Abalone poacher gets 3 years in state prison
SANTA CRUZ MAN CAUGHT DIVING AT NIGHT
By Ken McLaughlin
Mercury News

http://www.bayarea.com/mld/mercurynews/news/local/3515638.htm

A Santa Cruz man who once sat on the state's Commercial Abalone Advisory Committee and railed against abalone poachers on CNN and the Discovery Channel was sentenced Thursday to three years in state prison for poaching the tasty mollusk.
Joel Roberts, 39, was arrested in December 2000 after he was caught poaching 129 abalone off the Sonoma coast using scuba gear at night. He had pleaded no contest to a felony charge of conspiracy to violate fish and game laws.
His partner, John Funkey, 30, of Capitola, had been sentenced previously to three months in jail on the same charge after agreeing to cooperate in a case against a San Francisco businessman allegedly involved in the illegal abalone trade.
Sonoma County Superior Court Judge Elliot Lee Daum on Thursday spurned a request from Roberts' defense attorney, Bruce Kinnison, to allow Roberts to rehabilitate himself and serve only county jail time. Kinnison argued that Roberts had been ``a star'' before and one day could become a star again.
In his Santa Rosa courtroom, Daum noted that O.J. Simpson and baseball players Pete Rose and Darryl Strawberry had also been stars, then gave Roberts the maximum sentence allowed by law and fined him $25,800. His diving equipment will be turned over to the state, his fishing privileges revoked for life.

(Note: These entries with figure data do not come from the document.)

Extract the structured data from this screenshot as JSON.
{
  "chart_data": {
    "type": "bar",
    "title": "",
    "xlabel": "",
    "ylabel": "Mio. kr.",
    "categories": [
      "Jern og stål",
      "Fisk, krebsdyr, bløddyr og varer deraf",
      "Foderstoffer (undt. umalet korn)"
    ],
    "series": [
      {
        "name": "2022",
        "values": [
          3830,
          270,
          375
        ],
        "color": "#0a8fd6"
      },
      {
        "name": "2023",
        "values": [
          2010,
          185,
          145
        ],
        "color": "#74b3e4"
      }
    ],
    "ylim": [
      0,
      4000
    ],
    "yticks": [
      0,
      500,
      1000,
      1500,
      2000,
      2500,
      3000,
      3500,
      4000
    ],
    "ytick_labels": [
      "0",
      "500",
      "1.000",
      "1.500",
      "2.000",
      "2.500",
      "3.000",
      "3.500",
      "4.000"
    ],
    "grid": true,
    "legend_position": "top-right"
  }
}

``We're pleased,'' said Deputy District Attorney Brooke Halsey Jr., who has been aggressively prosecuting abalone poaching cases for a dozen years. ``Sonoma County judges have been the best in the state on this issue.''
In 1997, Roberts, then a professional commercial diver, lost his livelihood when the state banned commercial harvesting because of rapidly diminishing supplies and an abalone disease called withering foot syndrome. Abalone now can be legally taken from the sea only by recreational divers, and only north of the Golden Gate. The favorite diving spots are the craggy coasts of Sonoma and Mendocino counties.